Am Dienstag gastierte das Chelyabinsk Contemporary Dance Theater in Landsberg mit seinem neuen Werk „Running“. Ein Stück voller Tempo und Rasanz - zugleich aber auch des Atemholens, des Verweilens und des Nachdenkens. Denn diese Form der Besonnenheit scheint in unserer Zeit, aufgrund der unablässigen Betriebsamkeit und Hast, völlig aus dem Blickfeld zu geraten. Es ist der Ausdruck der Sehnsucht in einer orientierungslosen Welt.
Unruhe, Getrieben sein, Erregung scheinen unverzichtbare Säulen des Alltags zu sein. Gibt es eine Möglichkeit, sich dieser Ausrichtung des Lebensgefühls, diesem gesellschaftlichen Anspruch zu entziehen? Stattdessen Geduld, Selbstbeherrschung und Gelassenheit zu den bestimmenden Eckpfeilern des Lebens werden zu lassen? Man hat immer eine Entscheidung!

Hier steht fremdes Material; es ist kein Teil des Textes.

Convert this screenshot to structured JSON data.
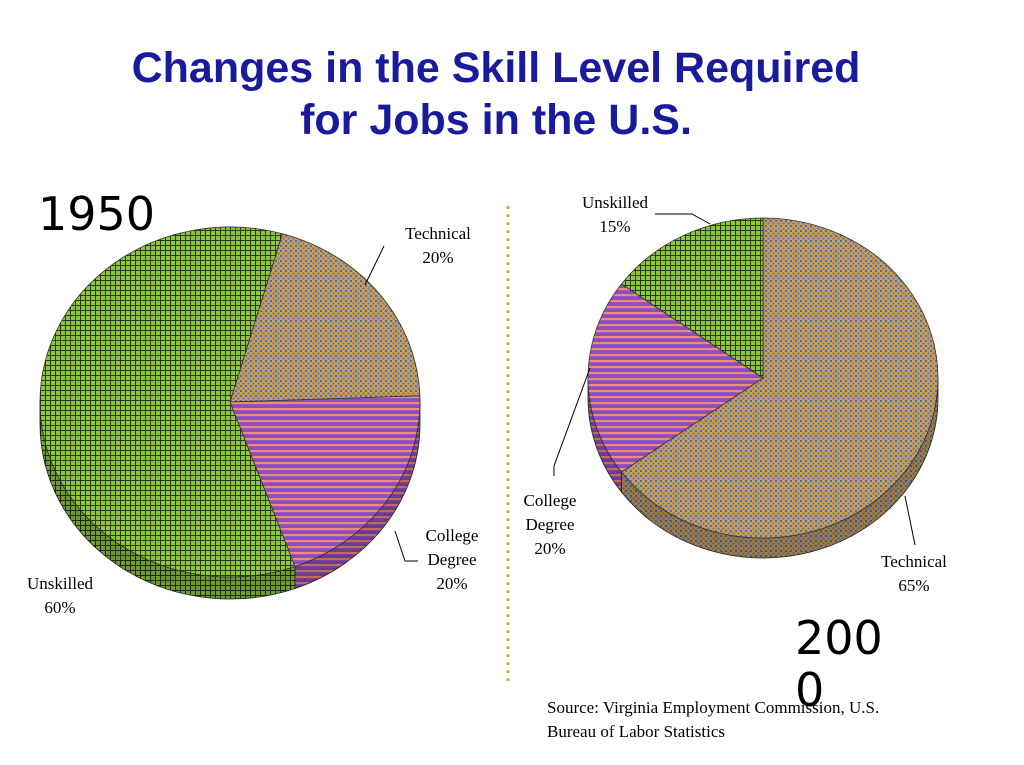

„Running“ versucht zwischen diesen Polen der Lebensbewältigung eine künstlerische Mitte zu schaffen. So ist die Choreographie zu Beginn der Aufführung noch durch die Intensität der Bewegungen und das Energielevel der Tänzerinnen und Tänzer gekennzeichnet. Getragen von fiebrigen Drum-and-Bass-Rhythmen loten sie im Wechselspiel von Distanz und Nähe ihre Individualität aus. Ob als Soloperformance, im Pas de deux oder in Gruppenformationen - es werden die Emotionen im Bereich des Unbewussten deutlich. Es geht um die realen Herausforderungen des Lebens und die Erfüllung leibhaftiger Fantasien, um Haltung zu bewahren und ein sich gehen lassen, um gesellschaftliche Realität und individuellen Anspruch.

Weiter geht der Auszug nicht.